Elemen-elemen pemberdayaan di atas merupakan apa yang dibutuhkan
untuk memungkinkan terjadinya perubahan.
Pemikiran pembangunan alternatif menekankan pada transformasi
politik, ekonomi, lingkungan hidup, kelembagaan sosial serta
nilai-nilai komunitas melalui pemberdayaan. Pembangunan yang
bertumpu pada komunitas hendaknya berakar pada prinsip-prinsip
berikut:
1. Kedaulatan, kebebasan, dan demokrasi melalui partisipasi
politik yang luas
2. Komunitas lokal mengontrol sendiri sumberdayanya dan
memiliki akses memadai pada informasi
3. Membangun suatu sistem nilai yang konsisten sesuai dengan
perikehidupan komunitas dan hubungan mereka dengan alam dan
sumberdayanya.
4. Membangun semangat gotong royong di antara anggota
komunitas untuk membangun masa depan bersama.
Pemberdayaan pada akhirnya memberikan kepada komunitas yang
paling miskin dan terpinggirkan kapasitas yang sesungguhnya agar
mampu menyesuaikan diri dengan perubahan lingkungan baik sebagai
masyarakat maupun komunitas.
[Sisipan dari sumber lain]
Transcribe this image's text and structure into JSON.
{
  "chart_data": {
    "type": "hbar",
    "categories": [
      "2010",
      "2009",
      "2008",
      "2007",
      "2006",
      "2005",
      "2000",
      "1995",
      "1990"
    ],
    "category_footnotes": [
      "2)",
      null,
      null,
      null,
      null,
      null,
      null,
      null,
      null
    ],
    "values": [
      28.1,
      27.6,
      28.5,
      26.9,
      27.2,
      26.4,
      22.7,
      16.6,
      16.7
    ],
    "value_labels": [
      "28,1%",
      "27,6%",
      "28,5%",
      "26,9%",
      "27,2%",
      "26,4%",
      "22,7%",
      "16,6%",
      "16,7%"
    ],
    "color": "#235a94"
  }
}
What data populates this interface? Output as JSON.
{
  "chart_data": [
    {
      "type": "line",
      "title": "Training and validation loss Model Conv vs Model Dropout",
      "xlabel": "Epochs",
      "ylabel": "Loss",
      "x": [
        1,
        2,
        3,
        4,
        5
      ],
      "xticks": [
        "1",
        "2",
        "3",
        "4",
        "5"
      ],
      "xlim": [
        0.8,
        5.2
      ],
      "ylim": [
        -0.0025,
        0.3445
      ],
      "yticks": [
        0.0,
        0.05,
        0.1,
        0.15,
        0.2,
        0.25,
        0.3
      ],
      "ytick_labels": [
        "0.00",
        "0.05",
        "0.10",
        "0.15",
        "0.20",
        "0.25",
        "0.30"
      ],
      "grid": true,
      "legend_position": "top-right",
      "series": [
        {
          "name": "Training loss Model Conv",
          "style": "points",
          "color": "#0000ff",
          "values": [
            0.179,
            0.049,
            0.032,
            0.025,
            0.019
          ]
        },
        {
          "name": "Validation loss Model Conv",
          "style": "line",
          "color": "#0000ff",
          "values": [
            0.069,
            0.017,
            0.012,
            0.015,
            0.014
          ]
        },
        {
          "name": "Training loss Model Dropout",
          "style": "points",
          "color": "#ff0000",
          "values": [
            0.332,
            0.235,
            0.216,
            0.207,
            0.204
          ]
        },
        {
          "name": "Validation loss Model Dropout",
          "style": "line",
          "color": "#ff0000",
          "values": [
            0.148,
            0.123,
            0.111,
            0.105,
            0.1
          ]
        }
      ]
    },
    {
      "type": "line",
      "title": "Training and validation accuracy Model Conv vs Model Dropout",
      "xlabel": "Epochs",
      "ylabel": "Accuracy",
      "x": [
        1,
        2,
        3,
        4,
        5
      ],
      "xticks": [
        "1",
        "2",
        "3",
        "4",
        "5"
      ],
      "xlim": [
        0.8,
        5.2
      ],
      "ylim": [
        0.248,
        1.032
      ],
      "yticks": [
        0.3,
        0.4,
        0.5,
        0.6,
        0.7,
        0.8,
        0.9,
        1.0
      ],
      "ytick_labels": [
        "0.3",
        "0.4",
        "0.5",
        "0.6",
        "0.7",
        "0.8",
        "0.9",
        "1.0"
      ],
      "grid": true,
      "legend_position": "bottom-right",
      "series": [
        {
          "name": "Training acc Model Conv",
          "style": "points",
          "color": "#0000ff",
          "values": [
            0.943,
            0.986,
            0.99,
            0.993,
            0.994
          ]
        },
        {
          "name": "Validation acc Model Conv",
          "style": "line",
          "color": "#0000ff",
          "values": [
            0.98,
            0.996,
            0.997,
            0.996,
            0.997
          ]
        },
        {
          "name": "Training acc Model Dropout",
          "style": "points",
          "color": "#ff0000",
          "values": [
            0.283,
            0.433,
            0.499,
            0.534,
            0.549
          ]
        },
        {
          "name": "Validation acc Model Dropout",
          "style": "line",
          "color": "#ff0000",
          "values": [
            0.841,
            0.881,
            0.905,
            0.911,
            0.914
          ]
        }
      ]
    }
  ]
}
Transisi ini membutuhkan kesadaran
sosial, partisipasi sosial yang lebih tinggi, pemanfaatan
pemahaman baru atas proses ekologi perubahan dan pembaruan diri.
Tekanan terbesar dalam proses pembedayaan dalam pembangunan
berkelanjutan dan pengetasan kemiskinan adalah pemberdayaan
sosio-ekonomi, pemberdayaan politik, pemberdayaan pendidikan,
pemberdayaan teknologi dan pemberdayan kebudayaan atau spiritual.

Pemberdayaan sosio-ekonomi ini akan mendorong individu dan
komunitas memperoleh tanggung jawab bersama menentukan masa
depannya dan menjadi manajer perubahan yang diinginkan.

Pemberdayaan politik dan pendidikan melalui pendidikan
kemandirian atau pendidikan pembebasan akan meningkatkan
kapasitas komunitas bergelut dengan isu-isu demokrasi dan
keadilan serta merasa memiliki kemampuan berbicara tentang apa
yang dipikirkan dan pandangannya terhadap dunia serta menentukan
sendiri kehidupan yang dibayangkan.

Pemberdayaan teknologi melalui pengakuan atas pengetahuan lokal
dan ketrampilan melalui kerjasama internasional adalah penting
untuk memecahkan dilema pertumbuhan, kelestarian lingkungan hidup
dan kesejahteraan umat manusia. Hal ini akan melibatkan
perkembangan dan bertukar teknologi yang akan mampu meningkatkan
produktivitas tenaga kerja, pendapatan, kesejateraann dan
mengurangi dampak buruk kerusakan lingkungan hidup.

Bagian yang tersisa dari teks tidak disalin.